I want to thank you all very much for giving us a chance to speak to you today. It's quite exciting to be here to talk about fishing, one of my big passions and one of the great passions of the organization I run at the moment.
I represent a group called the Manitoba Wildlife Federation. We have about 14,000 members in Manitoba, so we're quite a large group. We are organized.
The most powerful thing about our group, and I think the neatest thing and the reason the group is so special, is that it's organized in clubs. Right now we have 95 clubs spread across Manitoba. Just about every part of Manitoba has a Manitoba Wildlife Federation club. What's great about that is that it's driven completely by volunteers, and they are really great, passionate people.
When I got the invitation to speak I tried to think about the most important thing to say today. In talking to the clubs and people I think the most important thing is to point out the importance of recreational fisheries and why they are important.
An incredible connection happens when you go out and fish. It's not that endangered species or endangered fish are not important; they are, they're very important. We all have an obligation to conserve our biodiversity across Canada, but there is something about the act of doing, of catching a fish, of being out there, and actively participating in the stream or lake and catching that fish and maybe eating some as well and connecting to the food aspect of it. It's a special, deep connection that motivates people in more than any other way you could connect them to water, in my view.
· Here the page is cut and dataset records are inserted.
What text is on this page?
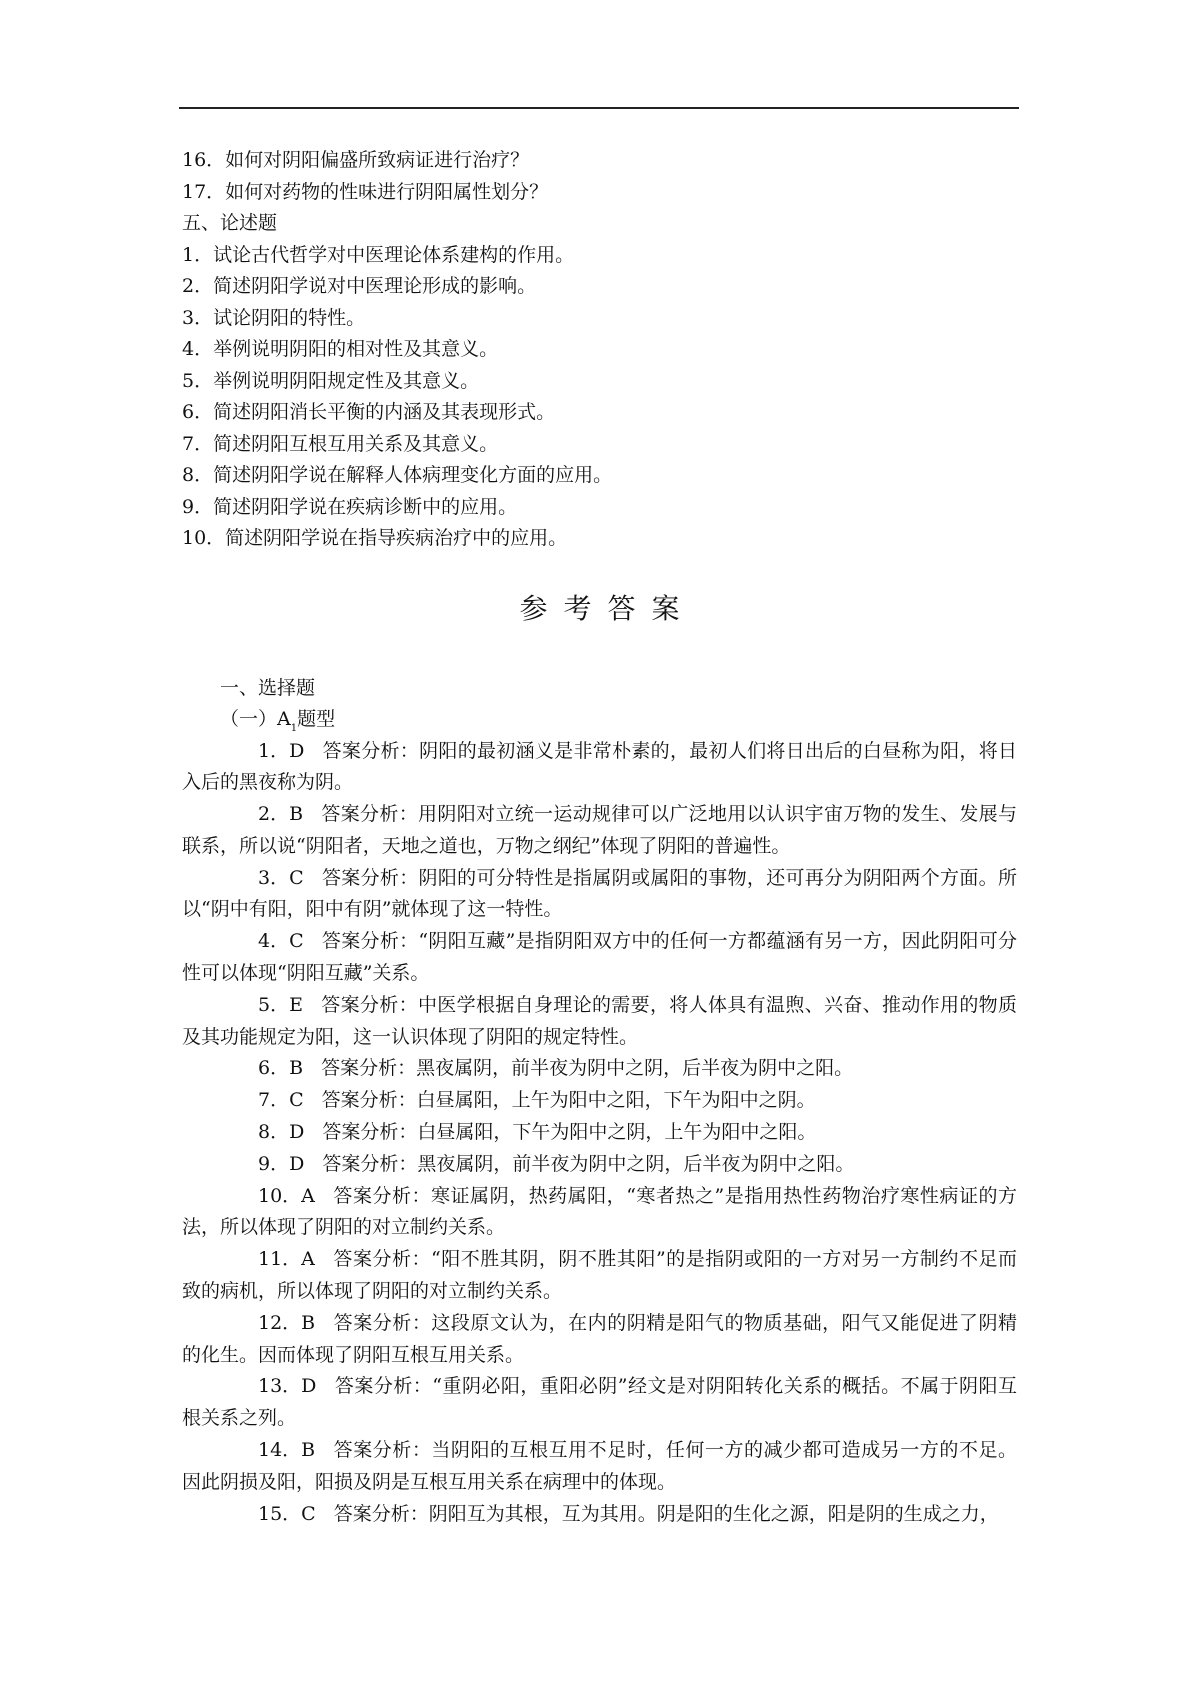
16．如何对阴阳偏盛所致病证进行治疗？
17．如何对药物的性味进行阴阳属性划分？
五、论述题
1．试论古代哲学对中医理论体系建构的作用。
2．简述阴阳学说对中医理论形成的影响。
3．试论阴阳的特性。
4．举例说明阴阳的相对性及其意义。
5．举例说明阴阳规定性及其意义。
6．简述阴阳消长平衡的内涵及其表现形式。
7．简述阴阳互根互用关系及其意义。
8．简述阴阳学说在解释人体病理变化方面的应用。
9．简述阴阳学说在疾病诊断中的应用。
10．简述阴阳学说在指导疾病治疗中的应用。
参考答案
一、选择题
（一）$A_1$题型

1．D 答案分析：阴阳的最初涵义是非常朴素的，最初人们将日出后的白昼称为阳，将日入后的黑夜称为阴。

2．B 答案分析：用阴阳对立统一运动规律可以广泛地用以认识宇宙万物的发生、发展与联系，所以说“阴阳者，天地之道也，万物之纲纪”体现了阴阳的普遍性。

3．C 答案分析：阴阳的可分特性是指属阴或属阳的事物，还可再分为阴阳两个方面。所以“阴中有阳，阳中有阴”就体现了这一特性。

4．C 答案分析：“阴阳互藏”是指阴阳双方中的任何一方都蕴涵有另一方，因此阴阳可分性可以体现“阴阳互藏”关系。

5．E 答案分析：中医学根据自身理论的需要，将人体具有温煦、兴奋、推动作用的物质及其功能规定为阳，这一认识体现了阴阳的规定特性。

6．B 答案分析：黑夜属阴，前半夜为阴中之阴，后半夜为阴中之阳。

7．C 答案分析：白昼属阳，上午为阳中之阳，下午为阳中之阴。

8．D 答案分析：白昼属阳，下午为阳中之阴，上午为阳中之阳。

9．D 答案分析：黑夜属阴，前半夜为阴中之阴，后半夜为阴中之阳。

10．A 答案分析：寒证属阴，热药属阳，“寒者热之”是指用热性药物治疗寒性病证的方法，所以体现了阴阳的对立制约关系。

11．A 答案分析：“阳不胜其阴，阴不胜其阳”的是指阴或阳的一方对另一方制约不足而致的病机，所以体现了阴阳的对立制约关系。

12．B 答案分析：这段原文认为，在内的阴精是阳气的物质基础，阳气又能促进了阴精的化生。因而体现了阴阳互根互用关系。

13．D 答案分析：“重阴必阳，重阳必阴”经文是对阴阳转化关系的概括。不属于阴阳互根关系之列。

14．B 答案分析：当阴阳的互根互用不足时，任何一方的减少都可造成另一方的不足。因此阴损及阳，阳损及阴是互根互用关系在病理中的体现。

15．C 答案分析：阴阳互为其根，互为其用。阴是阳的生化之源，阳是阴的生成之力，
You can talk about clean water, you can talk about endangered sculpin, but when you get someone out there fishing in the lake or stream, they develop a passion and a connection and a reason to volunteer and a reason to care. It's that emotional connection to those waterways and to those fish that drives people to do incredible things.
I won't bog you down with the hundreds of projects our clubs have done. I'll just provide a couple of examples.
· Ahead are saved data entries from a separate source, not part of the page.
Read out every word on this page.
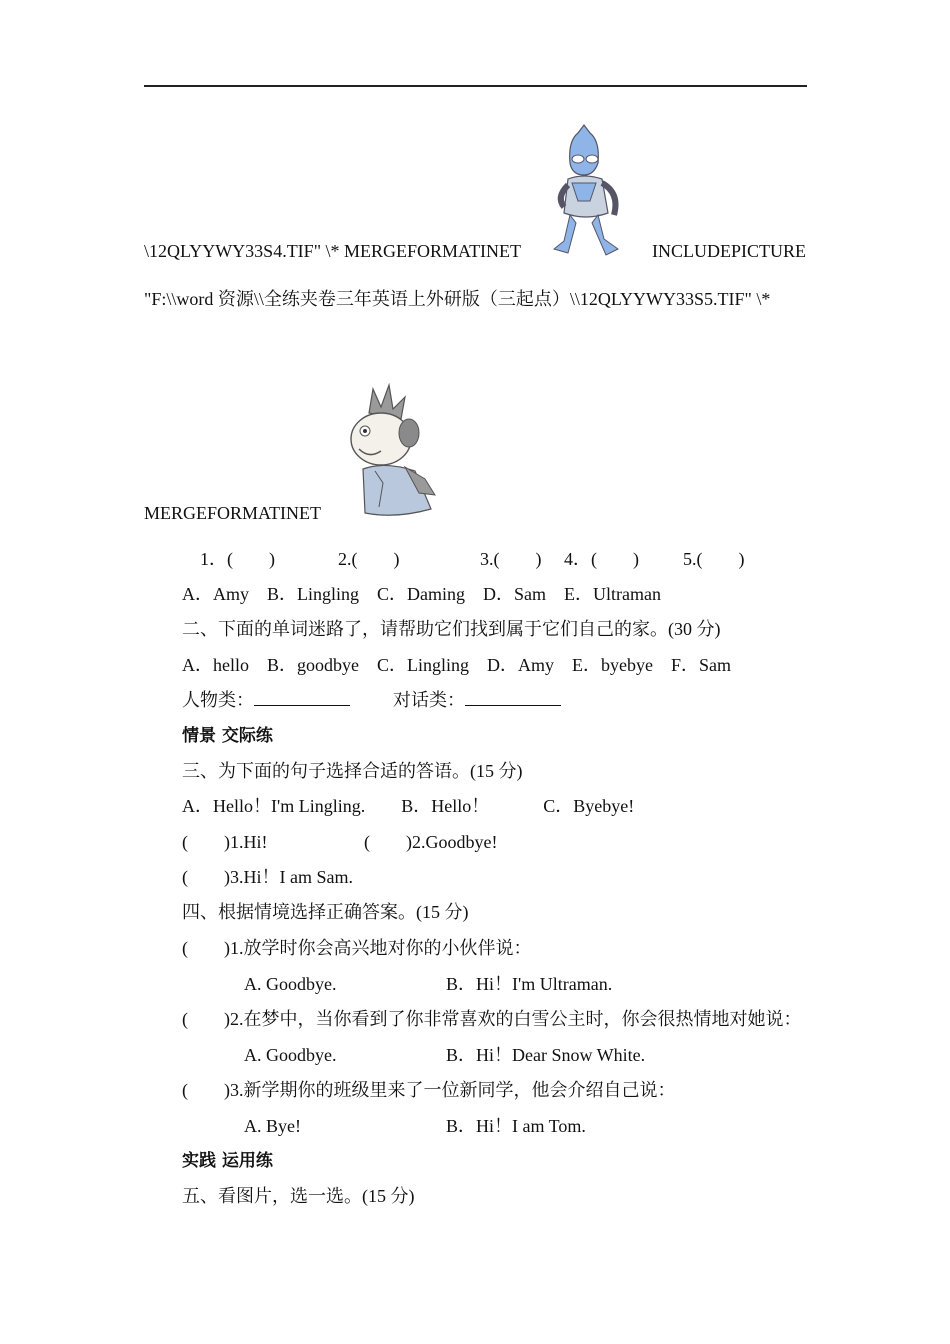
\12QLYYWY33S4.TIF" \* MERGEFORMATINET	INCLUDEPICTURE
"F:\\word 资源\\全练夹卷三年英语上外研版（三起点）\\12QLYYWY33S5.TIF" \*
MERGEFORMATINET
1．(　　)	2.(　　)	3.(　　) 4．(　　) 5.(　　)
A．Amy　B．Lingling　C．Daming　D．Sam　E．Ultraman
二、下面的单词迷路了，请帮助它们找到属于它们自己的家。(30 分)
A．hello　B．goodbye　C．Lingling　D．Amy　E．byebye　F．Sam
人物类：	对话类：
情景 交际练
三、为下面的句子选择合适的答语。(15 分)
A．Hello！I'm Lingling.　　B．Hello！　　　C．Byebye!
(　　)1.Hi!	(　　)2.Goodbye!
(　　)3.Hi！I am Sam.
四、根据情境选择正确答案。(15 分)
(　　)1.放学时你会高兴地对你的小伙伴说：
A. Goodbye.	B．Hi！I'm Ultraman.
(　　)2.在梦中，当你看到了你非常喜欢的白雪公主时，你会很热情地对她说：
A. Goodbye.	B．Hi！Dear Snow White.
(　　)3.新学期你的班级里来了一位新同学，他会介绍自己说：
A. Bye!	B．Hi！I am Tom.
实践 运用练
五、看图片，选一选。(15 分)
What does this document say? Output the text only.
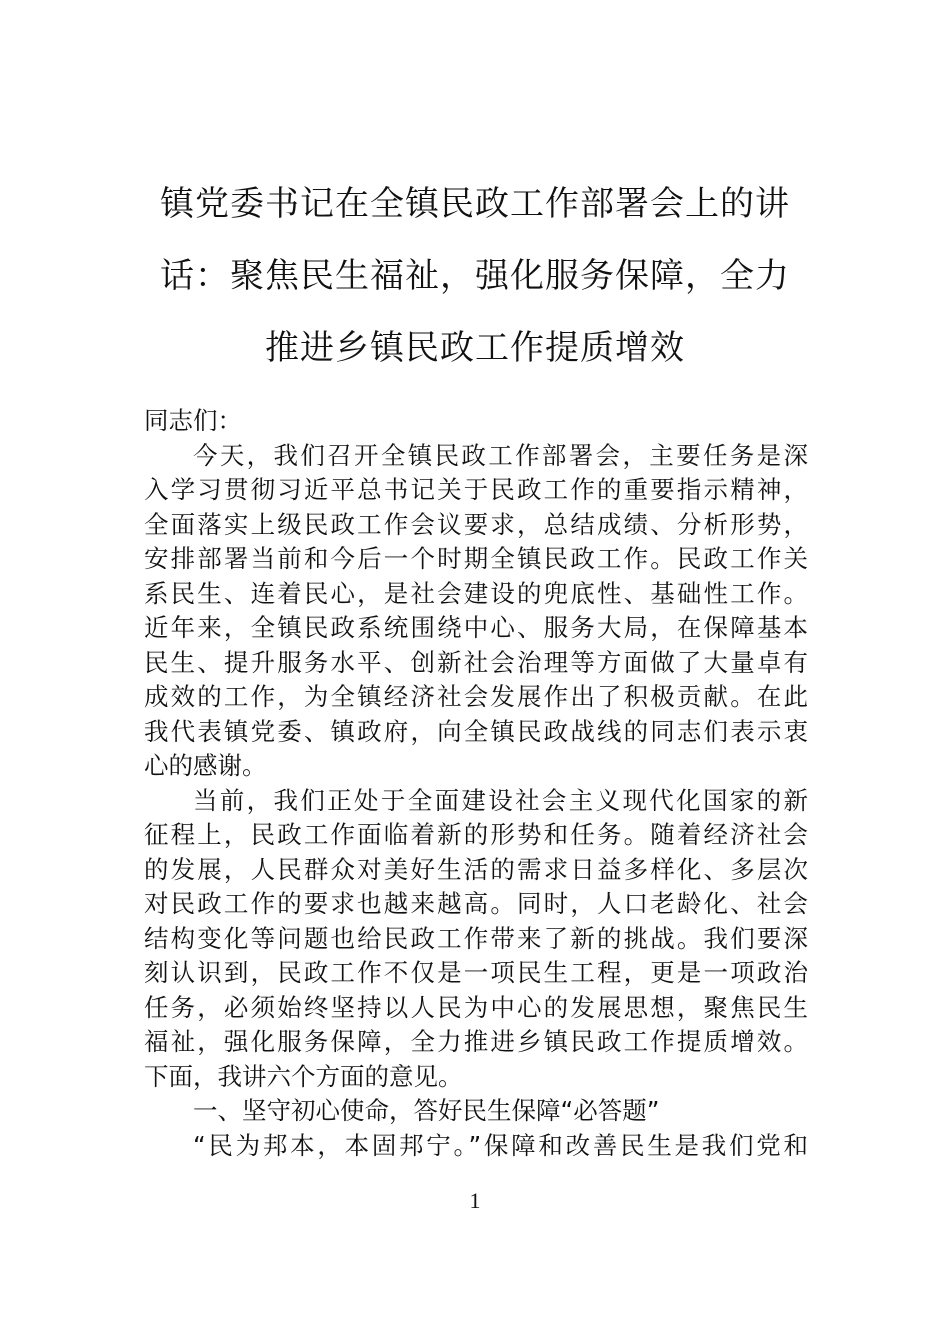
镇党委书记在全镇民政工作部署会上的讲
话：聚焦民生福祉，强化服务保障，全力
推进乡镇民政工作提质增效
同志们：
今天，我们召开全镇民政工作部署会，主要任务是深
入学习贯彻习近平总书记关于民政工作的重要指示精神，
全面落实上级民政工作会议要求，总结成绩、分析形势，
安排部署当前和今后一个时期全镇民政工作。民政工作关
系民生、连着民心，是社会建设的兜底性、基础性工作。
近年来，全镇民政系统围绕中心、服务大局，在保障基本
民生、提升服务水平、创新社会治理等方面做了大量卓有
成效的工作，为全镇经济社会发展作出了积极贡献。在此
我代表镇党委、镇政府，向全镇民政战线的同志们表示衷
心的感谢。
当前，我们正处于全面建设社会主义现代化国家的新
征程上，民政工作面临着新的形势和任务。随着经济社会
的发展，人民群众对美好生活的需求日益多样化、多层次
对民政工作的要求也越来越高。同时，人口老龄化、社会
结构变化等问题也给民政工作带来了新的挑战。我们要深
刻认识到，民政工作不仅是一项民生工程，更是一项政治
任务，必须始终坚持以人民为中心的发展思想，聚焦民生
福祉，强化服务保障，全力推进乡镇民政工作提质增效。
下面，我讲六个方面的意见。
一、坚守初心使命，答好民生保障“必答题”
“民为邦本，本固邦宁。”保障和改善民生是我们党和
1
Because of that connection to the fish and fishing, they'll spend hundreds of hours rehabilitating and cleaning streams. We have a lot of examples of that in and around towns and cities where the streams often get clogged or polluted or plugged up with garbage, and the clubs will organize and go out there to clean up those streams and free up those spawning areas for the fish. That is incredibly valuable and important, not just to the pike and the walleye, but also to all the invertebrates and the entire ecosystem that's thriving in that stream.
Our clubs often do spawning enhancement work, so they'll rehabilitate spawning areas in the creeks and streams. We just did a project in Winnipeg on Sturgeon Creek, where we put in spawning structures. We're still working on it.
The reason we all volunteered is that we grew up fishing in that creek and I still fish in that creek today. When the season opens here in a few weeks, on a given night there will be anywhere between 40 and 50, and as many as maybe 74, people fishing that creek in one evening—city people, kids, men, women, old, young, all engaged in the creek. They're connected to the creek, they care about the creek, and they clean it up. Again, it's that connection to the fishing that drives them. It's why they're there and it's why they volunteer.
The recreational fishing passion connection creates stewardship. It creates a sense of ownership so the clubs feel as if they own the lakes and streams, in a positive way. They feel responsible for it.
I think that's a powerful notion for government because there is not enough money in government to be able to pay for everything all the time. We have to mobilize communities. You have to get people to do the work. You need the volunteers. We can't afford to pay people to do all this stuff, so it's that stewardship and that ownership that is the magic that comes from the fishing. Without the fishing it just isn't going to be there at the same level.
There is definitely an economic impact. I'm sure the folks in Swan River will talk a lot about that. They have incredible things going on up there, obviously.
There are lots of parts of Manitoba where trout has been stocked by local groups who want to see economic diversification, and it does it ever drive it. People are showing up from all over the world now to fish in these trout ponds and trout lakes.
We have a little club in Lac du Bonnet that just raised about $200,000, mostly local dollars in grants and from local businesses, to establish trout in a bunch of ponds called the Blueberry Ponds right here in Lac du Bonnet. People are now coming to Lac du Bonnet to fish, or they're going there for other reasons and then they add the fishing. The fishing seems to be a reason for them to go there, so it's a way to get people to go to rural areas and support small towns. That is really, really important at a time when there are not so many options to get people to go to small towns and rural areas to recreate and spend money out in those places. It's really important from an economic perspective.
The last thing I'll say is that one of the things I'm most passionate about is seeing young people fishing. One of the neat things about that is how it connects them to streams, rivers, and water quality—things that we want to do that you can't do in the classroom. You can't do it by telling them. You can't reproduce or replicate the excitement of a fishing rod bending over and the thrill of something pulling on the other end. It has to be primeval. It has to be something hard-wired into our brains. I've never seen a child or new person do it and not get excited.
That excitement is so special and so unique, we can leverage that. Then we can say, “Hey, do you know what? We're doing a stream cleanup here in two weeks. You enjoyed catching that fish? For that fish to thrive in here, we have to put back. We have to do things to make sure that they're healthy.”
In closing, if I could say one thing about the importance of recreational fishing, it would be that a magical connection occurs there with people that turns into all kinds of amazing things at the local level in terms of conservation, not only of recreational fish species but all the other species that live in those areas, and of course the water quality that we rely on as humans as well.
I think that's enough from me for now. Thank you for this opportunity.